Bioinformatics & Computational Biology
At Norwich Research Park we work collaboratively to understand the mechanisms by which plants and microbes produce new materials and molecules with bioactive qualities. Knowledge which can then be used to increase yields and create products of commercial and societal interest, such as personal care products, functional foods, new antibiotics and alternatives to current pesticides.
Technological advances in the last 20 years have allowed researchers to conduct large scale experiments and collect and analyse enormous amounts of data more easily. Life scientists are generating large data sets, for example of gene sequence, gene expression, genome modification, in experimental populations of plants or animals and from microbial communities. Research groups at Norwich Research Park utilise computers in biological research to help construct digital models, systems and algorithms and analyse big data.
Bioinformatics is a field that combines biological knowledge with computer programming and big data. It is particularly useful when dealing with large amounts of data, such as genome sequencing. Computational Biology uses computer science, statistics, and mathematics to help solve problems and can also include the development of algorithms, theoretical models, computational simulations, and mathematical models. The key difference between the simplified by the two is that bioinformatics focuses on analysing big data, whereas computational biology is normally more focused on smaller data sets.
The Leggett group at Earlham Institute uses computational methods to enhance sequencing technologies, with a particular focus on being able to analyse samples quickly and easily while out in the field. They work with handheld tiny sequencing devices, like the MinION by Oxford Nanopore Technologies, to build digital tools that analyse the massive data output of these devices. These small devices are really useful to researchers for metagenomics approaches which enable research to analyse genetic material recovered in environmental samples.
The group has used the MinION sequencer to sample polar ocean samples. Polar oceans are some of the most underexplored ecosystems in the world, and scientists have relatively little information about the microbial species which live there. Microbes, such as phytoplankton, which live in polar oceans are important in carbon capture, food-webs, and biogeochemical cycles of elements such as nitrogen and iron as well as silica. To help them in the field the group has developed NanOK, a tool for analysing real time data from the MinION.
Researchers from the Norwich Research Park, in collaboration with Durham University, are performing large scale molecular dynamics simulations of model lipid membranes. The image shows an atomic representation of a phospholipid bilayer composed of dipalmitoylphosphatidylcholine (orange and red), dioleoylphosphatidylcholine (cyan and skyblue) and cholesterol (magenta and yellow) molecules. Computer models help to explore the nature of lipid rafts that play a pivotal role in the functioning of biological membranes.
ELIXIR is a Europe wide data infrastructure for the life sciences and Earlham Institute is the lead institute in the UK. ELIXIR aims to facilitate sharing of life science data by integrating data sources and tools under a unified set of standards and provide computing infrastructure and the training needed to make these resources accessible to bioinformaticians and life scientists. This will help solve the challenge of fusing a massive range of data to allow new knowledge to be inferred from all kinds of different uncomparable data sets. Work on this project aims to create an integrated platform upon which new rich analyses will be built.
The Dr Richard Smith group at the John Innes Centre use mathematical and computer simulation techniques to investigate questions in plant development. They develop simulation models that show different aspects of the process of how plants grow including genes, proteins, hormone signalling to cells forming tissue.
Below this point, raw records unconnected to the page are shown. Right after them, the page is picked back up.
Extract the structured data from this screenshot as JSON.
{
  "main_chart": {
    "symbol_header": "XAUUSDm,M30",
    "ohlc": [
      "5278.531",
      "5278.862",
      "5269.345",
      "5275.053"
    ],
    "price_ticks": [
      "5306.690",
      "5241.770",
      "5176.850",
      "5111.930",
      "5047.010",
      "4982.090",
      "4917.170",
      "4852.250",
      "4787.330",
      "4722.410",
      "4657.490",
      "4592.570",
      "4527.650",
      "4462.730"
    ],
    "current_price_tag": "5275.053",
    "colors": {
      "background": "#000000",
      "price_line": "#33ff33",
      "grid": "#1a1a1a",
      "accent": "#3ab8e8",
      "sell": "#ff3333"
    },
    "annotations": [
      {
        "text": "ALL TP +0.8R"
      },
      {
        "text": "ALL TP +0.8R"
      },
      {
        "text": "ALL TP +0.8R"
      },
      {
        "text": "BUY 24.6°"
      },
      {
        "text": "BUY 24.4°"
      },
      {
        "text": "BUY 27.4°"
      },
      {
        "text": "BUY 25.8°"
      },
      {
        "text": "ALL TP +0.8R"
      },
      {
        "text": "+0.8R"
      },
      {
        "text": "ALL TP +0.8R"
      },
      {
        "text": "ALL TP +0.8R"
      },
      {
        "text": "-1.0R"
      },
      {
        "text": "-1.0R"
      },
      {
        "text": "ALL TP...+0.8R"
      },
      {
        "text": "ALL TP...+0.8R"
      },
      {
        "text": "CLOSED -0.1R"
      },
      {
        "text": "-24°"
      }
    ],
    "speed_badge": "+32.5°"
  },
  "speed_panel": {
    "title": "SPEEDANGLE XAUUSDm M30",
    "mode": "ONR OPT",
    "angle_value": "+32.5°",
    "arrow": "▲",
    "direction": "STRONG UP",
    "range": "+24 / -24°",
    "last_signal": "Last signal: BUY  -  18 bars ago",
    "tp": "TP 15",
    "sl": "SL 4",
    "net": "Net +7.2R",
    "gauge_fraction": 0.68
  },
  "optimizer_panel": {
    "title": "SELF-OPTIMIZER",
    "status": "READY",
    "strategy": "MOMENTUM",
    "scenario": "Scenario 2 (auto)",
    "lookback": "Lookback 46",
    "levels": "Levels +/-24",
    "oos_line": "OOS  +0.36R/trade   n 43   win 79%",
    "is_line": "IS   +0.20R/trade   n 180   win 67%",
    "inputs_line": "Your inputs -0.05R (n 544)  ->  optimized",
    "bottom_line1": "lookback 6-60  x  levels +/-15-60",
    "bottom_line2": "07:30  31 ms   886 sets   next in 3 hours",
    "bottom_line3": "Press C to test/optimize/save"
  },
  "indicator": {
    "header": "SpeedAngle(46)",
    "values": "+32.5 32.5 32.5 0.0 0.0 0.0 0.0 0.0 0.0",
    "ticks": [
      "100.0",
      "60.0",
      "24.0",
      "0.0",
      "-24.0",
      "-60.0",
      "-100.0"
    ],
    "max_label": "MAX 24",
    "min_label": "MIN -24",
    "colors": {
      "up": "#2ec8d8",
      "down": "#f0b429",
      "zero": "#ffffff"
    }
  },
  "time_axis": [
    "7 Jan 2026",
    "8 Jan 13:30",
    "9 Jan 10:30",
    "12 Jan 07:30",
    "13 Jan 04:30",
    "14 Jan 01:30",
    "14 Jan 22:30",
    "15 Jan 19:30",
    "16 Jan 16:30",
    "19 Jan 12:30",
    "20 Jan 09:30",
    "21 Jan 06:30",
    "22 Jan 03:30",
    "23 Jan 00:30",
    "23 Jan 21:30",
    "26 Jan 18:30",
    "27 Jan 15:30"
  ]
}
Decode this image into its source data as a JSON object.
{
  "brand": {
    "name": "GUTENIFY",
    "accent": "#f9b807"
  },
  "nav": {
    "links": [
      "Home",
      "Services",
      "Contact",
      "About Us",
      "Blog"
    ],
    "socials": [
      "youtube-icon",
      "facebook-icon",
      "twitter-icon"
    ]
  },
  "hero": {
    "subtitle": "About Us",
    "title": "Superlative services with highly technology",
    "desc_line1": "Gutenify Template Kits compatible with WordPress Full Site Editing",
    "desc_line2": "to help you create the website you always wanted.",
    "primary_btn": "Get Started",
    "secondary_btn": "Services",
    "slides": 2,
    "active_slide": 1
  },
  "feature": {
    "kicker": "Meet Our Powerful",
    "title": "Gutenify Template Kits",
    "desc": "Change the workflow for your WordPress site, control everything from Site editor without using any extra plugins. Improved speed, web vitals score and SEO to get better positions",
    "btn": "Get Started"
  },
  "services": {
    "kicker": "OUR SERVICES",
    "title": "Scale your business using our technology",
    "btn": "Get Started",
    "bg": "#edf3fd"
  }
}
The Korcsmaros group work on digital biology research for the microbiome. Many microbes in the gut still have an unknown role and the datasets acquired in microbiome studies can be enormous and require complex analytical methods. One of their projects aims to develop a machine learning-based systems biology workflow, which can be applied to the gut microbiome data for the study of the expression of genes in healthy ageing and age-related disorders. The approach is based on metagenomics and metatranscriptomics in natural environments) data and provides a robust and scalable method to process big datasets.
The Darwin Tree of Life Project (DTOL) is part of the global Earth Biogenome Project which aims to document and understand life on Earth. As part of DTOL, the Earlham Institute is applying expertise in single-cell genomics, bioinformatics, and data management to develop robust pipelines for both sequencing novel organisms and enabling the DTOL community to share genomic data in a findable, accessible and reproducible way.
This project will generate an invaluable open-source catalogue of data for research into how organisms develop and respond to pathogens, parasites, environmental change, and intra-species interactions. Revealing the evolutionary underpinnings of the human genome, our food sources and parasites will help to unearth processes that generate genomic diversity.
By partnering closely with high performance computing technology leaders, EI boasts world-class compute and storage infrastructure that allows their scientists to undertake some of the most challenging data-intensive research in the fields of genomics and biosciences. This enables them to store, categorise and analyse more genomic data in less time for decoding living systems and answering crucial biological questions.